Si celebra oggi la Giornata per le vittime delle armi chimiche. Commento di Emanuele
Schibotto
Si celebra oggi la Giornata della Memoria in onore di tutte le vittime delle guerre
chimiche. Un’occasione – scrive in un messaggio il segretario generale dell’Onu Ban
Ki Moon - per ricordare coloro che sono stati colpiti da queste armi disumane e rinnovare
la nostra determinazione ad eliminarle dal nostro mondo. Il servizio è di Salvatore
Sabatino:
Sono trascorsi
15 anni dall’entrata in vigore della Convenzione sulle Armi Chimiche; un documento
importante, che coinvolge 188 Stati membri, pari al 98% della popolazione mondiale.
Solo 8, invece, i Paesi che hanno scelto di rimanere fuori; a loro si rivolge il segretario
generale dell’Onu, Ban Ki Moon, che in un messaggio per l’odierna Giornata della Memoria
in onore di tutte le vittime delle guerre chimiche, li invita a diventarne membri.

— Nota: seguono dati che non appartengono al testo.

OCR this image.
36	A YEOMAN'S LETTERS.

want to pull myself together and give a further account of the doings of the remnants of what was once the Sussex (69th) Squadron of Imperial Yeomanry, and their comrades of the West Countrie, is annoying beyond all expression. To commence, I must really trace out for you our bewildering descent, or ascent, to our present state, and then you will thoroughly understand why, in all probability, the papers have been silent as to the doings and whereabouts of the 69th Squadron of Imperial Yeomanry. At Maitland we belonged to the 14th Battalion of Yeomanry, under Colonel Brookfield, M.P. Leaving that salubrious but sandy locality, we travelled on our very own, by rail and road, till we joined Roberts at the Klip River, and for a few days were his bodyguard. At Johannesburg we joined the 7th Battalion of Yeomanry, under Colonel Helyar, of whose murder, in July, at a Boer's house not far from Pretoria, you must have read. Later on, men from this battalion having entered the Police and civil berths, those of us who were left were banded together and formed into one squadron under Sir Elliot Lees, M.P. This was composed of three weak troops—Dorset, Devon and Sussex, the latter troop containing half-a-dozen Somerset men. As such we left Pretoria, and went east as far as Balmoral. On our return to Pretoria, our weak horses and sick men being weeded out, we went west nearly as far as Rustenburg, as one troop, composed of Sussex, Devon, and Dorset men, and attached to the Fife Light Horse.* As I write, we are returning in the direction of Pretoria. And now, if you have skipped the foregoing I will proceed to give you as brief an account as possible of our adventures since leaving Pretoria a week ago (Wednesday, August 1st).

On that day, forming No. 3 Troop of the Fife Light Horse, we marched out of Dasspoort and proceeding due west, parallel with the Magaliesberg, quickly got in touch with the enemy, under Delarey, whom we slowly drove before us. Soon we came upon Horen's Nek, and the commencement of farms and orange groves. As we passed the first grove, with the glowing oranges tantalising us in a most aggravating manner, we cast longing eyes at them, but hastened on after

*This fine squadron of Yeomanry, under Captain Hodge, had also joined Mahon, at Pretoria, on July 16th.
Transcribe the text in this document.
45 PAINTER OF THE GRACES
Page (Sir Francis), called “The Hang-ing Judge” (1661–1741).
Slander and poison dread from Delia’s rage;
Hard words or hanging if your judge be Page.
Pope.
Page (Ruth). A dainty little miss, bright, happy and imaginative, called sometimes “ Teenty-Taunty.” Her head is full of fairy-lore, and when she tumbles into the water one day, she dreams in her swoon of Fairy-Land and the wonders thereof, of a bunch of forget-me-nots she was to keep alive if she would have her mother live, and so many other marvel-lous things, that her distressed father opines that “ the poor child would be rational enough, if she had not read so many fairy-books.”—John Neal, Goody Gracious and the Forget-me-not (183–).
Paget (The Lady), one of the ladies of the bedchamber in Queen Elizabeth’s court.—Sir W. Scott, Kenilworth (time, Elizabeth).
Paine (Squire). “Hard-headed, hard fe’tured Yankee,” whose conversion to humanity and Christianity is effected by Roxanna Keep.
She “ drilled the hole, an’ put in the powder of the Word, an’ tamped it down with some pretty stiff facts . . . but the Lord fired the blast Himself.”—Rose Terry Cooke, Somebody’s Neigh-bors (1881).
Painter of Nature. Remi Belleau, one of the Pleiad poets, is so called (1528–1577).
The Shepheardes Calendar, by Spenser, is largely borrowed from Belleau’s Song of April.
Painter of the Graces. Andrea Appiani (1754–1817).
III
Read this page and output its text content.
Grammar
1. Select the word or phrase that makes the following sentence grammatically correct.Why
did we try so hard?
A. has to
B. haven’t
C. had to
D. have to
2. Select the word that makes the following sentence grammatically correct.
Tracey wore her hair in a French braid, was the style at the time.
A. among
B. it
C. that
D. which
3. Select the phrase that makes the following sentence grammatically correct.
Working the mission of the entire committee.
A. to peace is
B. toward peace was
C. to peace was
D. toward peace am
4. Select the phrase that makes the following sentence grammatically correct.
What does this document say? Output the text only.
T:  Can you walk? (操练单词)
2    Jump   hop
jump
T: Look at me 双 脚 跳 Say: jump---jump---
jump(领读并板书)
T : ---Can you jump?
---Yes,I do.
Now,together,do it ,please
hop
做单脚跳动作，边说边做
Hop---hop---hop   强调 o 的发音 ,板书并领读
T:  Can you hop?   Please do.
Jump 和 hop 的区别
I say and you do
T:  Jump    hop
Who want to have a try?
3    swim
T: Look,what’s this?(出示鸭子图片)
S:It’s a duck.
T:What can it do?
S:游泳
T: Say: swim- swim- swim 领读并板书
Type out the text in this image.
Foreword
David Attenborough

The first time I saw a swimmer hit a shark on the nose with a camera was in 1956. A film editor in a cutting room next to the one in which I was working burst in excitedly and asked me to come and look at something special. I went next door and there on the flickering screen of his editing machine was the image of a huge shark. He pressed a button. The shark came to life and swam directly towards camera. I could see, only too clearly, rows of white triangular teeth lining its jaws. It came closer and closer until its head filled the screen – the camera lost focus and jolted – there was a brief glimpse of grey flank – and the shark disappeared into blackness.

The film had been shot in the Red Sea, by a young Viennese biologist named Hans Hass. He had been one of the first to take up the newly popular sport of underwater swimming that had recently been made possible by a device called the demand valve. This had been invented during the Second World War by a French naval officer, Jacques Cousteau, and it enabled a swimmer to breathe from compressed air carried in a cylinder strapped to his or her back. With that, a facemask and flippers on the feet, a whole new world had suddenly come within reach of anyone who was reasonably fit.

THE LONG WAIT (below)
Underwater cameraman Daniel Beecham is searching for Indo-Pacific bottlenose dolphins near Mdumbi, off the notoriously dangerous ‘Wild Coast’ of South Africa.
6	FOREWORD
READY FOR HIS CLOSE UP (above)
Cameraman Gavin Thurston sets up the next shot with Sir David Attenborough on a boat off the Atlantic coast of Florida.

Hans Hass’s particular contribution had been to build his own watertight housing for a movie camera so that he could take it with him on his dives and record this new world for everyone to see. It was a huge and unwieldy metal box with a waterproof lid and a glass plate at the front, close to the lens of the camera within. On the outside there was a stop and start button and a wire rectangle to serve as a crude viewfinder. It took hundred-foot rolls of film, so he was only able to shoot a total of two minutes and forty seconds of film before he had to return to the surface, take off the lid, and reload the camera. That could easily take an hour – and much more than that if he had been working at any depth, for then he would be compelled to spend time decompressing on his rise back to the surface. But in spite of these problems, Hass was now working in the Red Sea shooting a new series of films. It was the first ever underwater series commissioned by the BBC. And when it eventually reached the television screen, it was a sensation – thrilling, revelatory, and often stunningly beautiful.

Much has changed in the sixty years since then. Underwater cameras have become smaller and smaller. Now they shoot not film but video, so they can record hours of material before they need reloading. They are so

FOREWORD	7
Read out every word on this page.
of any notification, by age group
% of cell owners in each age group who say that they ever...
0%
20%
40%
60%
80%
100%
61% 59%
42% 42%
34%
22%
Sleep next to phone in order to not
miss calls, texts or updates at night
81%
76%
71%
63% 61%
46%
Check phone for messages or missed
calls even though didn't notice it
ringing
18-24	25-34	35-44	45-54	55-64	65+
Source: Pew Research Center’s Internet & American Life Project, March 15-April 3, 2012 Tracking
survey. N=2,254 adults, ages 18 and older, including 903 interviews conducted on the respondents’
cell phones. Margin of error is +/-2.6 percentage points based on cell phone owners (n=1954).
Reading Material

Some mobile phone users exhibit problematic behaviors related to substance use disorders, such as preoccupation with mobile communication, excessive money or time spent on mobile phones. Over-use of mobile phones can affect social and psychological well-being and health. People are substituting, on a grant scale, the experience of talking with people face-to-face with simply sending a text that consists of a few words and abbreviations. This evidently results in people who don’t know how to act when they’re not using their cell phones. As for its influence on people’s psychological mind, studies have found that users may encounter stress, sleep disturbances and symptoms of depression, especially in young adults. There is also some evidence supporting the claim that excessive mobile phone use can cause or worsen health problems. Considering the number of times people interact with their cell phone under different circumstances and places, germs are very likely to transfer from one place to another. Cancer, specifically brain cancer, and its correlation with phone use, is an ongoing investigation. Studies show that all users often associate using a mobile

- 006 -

“Quando ricordiamo al mondo l’agonia inflitta dagli ordigni chimici – scrive il numero
uno del Palazzo di Vetro - offriamo l’argomento più convincente per mettere al bando
permanente queste armi e per istituire e tenere sotto controllo, un divieto completo
e giuridicamente vincolante”. Un appello vibrante, che non manca di sottolineare la
necessità di liberare il nostro pianeta da questi strumenti di sofferenza e morte,
anche per debellare la minaccia terroristica. La proroga del termine ultimo per gli
Stati Membri, entro cui completare la distruzione degli ordigni chimici, è fissata
per oggi. Quasi tre quarti di tutte le riserve dichiarate sono state eliminate, eppure
sono molte le armi chimiche in circolazione, sfuggendo spesso al controllo delle istituzioni
internazionali: Emanuele Schibotto, esperto di terrorismo:
R. – Il
problema delle armi chimiche è un problema che viene affrontato spesso sottotraccia,
ma che riguarda molti Paesi e soprattutto i Paesi che vengono considerati in Occidente
“Paesi a rischio”, con regimi autoritari o semiautoritari. Balza soprattutto all’attenzione
la Siria; Paesi come la Corea del Nord; Paesi come la Libia, durante il regime di
Gheddafi: sono Paesi che creano dei collegamenti, dei network paralleli che non riescono
ad essere monitorati dalla Comunità internazionale. C’è quindi uno scambio di informazioni,
di tecnologie nucleari, di armi chimiche e di tecnologie di laboratorio che sfuggono
ai controlli e alle sanzioni imposte magari dalle Nazioni Unite o dai singoli Paesi
- come gli Stati Uniti - in maniera unilaterale.